Banks' technology spending could rise by up to 20% a year in the next two to three years, S&P Global said in a note. In Malaysia, technology costs grew by an average 13% in 2023-2022 for select banks, and the share as a portion of total operating expenses has risen in the past two years, the rating agency noted.

“Regulators may impose stricter penalties or embargos for recurring issues,” S&P warned. “Banks face higher reputational risk on imposition of regulatory actions.”

Bank Negara Malaysia is the latest to take action against banks following similar moves in Singapore and India in recent months. 

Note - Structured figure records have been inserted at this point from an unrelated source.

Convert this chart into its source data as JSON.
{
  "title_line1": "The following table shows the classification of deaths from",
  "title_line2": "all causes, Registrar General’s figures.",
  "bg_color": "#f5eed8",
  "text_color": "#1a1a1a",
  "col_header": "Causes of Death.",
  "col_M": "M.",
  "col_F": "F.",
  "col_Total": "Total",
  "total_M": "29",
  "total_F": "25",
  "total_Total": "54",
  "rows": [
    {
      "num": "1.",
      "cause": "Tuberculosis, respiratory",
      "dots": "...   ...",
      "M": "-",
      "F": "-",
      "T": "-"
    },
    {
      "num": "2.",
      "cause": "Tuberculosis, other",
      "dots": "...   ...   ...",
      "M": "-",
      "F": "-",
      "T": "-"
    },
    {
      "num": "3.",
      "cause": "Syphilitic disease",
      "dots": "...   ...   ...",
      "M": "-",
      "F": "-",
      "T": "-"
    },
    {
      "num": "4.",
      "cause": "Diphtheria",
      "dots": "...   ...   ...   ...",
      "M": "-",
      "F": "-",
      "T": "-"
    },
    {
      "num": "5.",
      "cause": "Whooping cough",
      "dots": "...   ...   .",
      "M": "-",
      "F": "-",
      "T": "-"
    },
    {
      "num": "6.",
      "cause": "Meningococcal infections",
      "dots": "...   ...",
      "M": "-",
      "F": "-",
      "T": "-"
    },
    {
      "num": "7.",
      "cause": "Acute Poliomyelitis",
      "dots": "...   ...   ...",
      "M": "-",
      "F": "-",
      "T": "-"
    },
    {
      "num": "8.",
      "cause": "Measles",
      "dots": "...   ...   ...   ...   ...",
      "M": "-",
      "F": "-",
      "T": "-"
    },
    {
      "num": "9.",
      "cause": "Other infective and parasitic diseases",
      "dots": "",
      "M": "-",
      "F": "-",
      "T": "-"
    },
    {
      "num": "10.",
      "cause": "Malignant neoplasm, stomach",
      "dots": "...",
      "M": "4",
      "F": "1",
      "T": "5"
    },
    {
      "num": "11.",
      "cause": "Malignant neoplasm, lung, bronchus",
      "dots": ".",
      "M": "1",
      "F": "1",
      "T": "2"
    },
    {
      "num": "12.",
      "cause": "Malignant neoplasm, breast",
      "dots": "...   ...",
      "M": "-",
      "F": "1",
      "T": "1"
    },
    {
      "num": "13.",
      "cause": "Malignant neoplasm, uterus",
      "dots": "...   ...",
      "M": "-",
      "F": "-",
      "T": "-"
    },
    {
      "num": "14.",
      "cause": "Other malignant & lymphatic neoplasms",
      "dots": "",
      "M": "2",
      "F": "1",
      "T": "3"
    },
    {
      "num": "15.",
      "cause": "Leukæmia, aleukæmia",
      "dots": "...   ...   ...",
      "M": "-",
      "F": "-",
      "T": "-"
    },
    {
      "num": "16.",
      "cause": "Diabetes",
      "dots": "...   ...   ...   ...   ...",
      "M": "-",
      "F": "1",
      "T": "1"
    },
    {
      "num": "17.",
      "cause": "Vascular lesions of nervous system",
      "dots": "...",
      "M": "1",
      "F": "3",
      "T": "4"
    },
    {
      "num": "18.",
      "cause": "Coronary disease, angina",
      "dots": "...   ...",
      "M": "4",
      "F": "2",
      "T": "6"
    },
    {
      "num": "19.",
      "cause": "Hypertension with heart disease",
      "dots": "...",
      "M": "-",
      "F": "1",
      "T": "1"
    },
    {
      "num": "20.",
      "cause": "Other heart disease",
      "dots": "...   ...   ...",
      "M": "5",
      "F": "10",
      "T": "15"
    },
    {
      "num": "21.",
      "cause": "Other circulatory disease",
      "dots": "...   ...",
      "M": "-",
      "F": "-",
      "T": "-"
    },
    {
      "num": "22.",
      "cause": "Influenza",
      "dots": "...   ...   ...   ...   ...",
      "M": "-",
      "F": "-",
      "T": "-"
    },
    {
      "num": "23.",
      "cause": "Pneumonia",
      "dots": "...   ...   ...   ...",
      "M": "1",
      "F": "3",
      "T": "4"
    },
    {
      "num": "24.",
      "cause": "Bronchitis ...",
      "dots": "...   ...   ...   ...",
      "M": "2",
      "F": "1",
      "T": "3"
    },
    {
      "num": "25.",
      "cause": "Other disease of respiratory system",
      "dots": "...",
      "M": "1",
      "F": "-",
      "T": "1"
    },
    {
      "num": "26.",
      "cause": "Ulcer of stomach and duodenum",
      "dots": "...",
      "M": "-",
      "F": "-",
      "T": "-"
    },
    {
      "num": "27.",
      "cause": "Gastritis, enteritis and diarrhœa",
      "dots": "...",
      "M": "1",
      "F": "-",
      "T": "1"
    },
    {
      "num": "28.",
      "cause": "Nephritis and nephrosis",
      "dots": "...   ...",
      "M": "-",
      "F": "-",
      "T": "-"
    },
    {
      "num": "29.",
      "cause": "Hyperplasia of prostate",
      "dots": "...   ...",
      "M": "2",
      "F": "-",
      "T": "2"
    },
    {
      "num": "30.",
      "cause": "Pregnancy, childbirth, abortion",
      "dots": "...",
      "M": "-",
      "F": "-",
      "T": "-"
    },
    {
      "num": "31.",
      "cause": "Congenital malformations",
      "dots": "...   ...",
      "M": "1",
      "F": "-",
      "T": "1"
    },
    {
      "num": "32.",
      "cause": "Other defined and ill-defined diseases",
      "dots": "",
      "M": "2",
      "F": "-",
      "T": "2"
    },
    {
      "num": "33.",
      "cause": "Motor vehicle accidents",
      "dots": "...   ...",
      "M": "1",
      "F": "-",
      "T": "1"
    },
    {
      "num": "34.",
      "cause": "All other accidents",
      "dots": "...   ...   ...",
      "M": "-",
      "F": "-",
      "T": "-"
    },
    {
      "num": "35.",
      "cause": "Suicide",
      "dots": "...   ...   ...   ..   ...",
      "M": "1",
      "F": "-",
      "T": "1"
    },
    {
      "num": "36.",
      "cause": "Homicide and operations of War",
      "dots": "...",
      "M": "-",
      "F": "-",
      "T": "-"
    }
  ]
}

The comment comes after Malaysia’s central bank imposed penalties on the country’s top two banks for prolonged service disruptions in breach of financial services laws. Malayan Banking Bhd (KL:MAYBANK) was fined RM4.32 million, while CIMB Group Holdings Bhd (KL:CIMB) was asked to pay RM760,000.

The Monetary Authority of Singapore in May imposed additional capital requirements on DBS Bank Ltd for operational risks on top of an earlier move in November 2023, which banned the lender from making new acquisitions for six months or closing branches after grappling with several service disruptions. 

The Reserve Bank of India announced in April that Kotak Mahindra Bank Ltd would not be allowed to onboard new customers through online and mobile banking channels or issue new credit cards following outages of several core systems. 

While relatively meagre, the fines imposed by Malaysian authorities on Maybank and CIMB highlight that regulators expect a more resilient digital infrastructure for banking services and better accounting and ownership of service disruptions by banks, S&P said.

“We believe the rapid scale-up of digital transactions, precipitated by the pandemic, has added to the motivations of regulators to pursue tougher actions aimed at improving banks' technology infrastructure and reducing downtime faced by customers,” the agency said.

That means regulators will keep a close eye on banks’ ability to prevent further disruptions, with threats of a more severe punishment, S&P said. For banks, such regulatory actions also raise reputational risk and inaction could have implications for their ratings, the agency cautioned.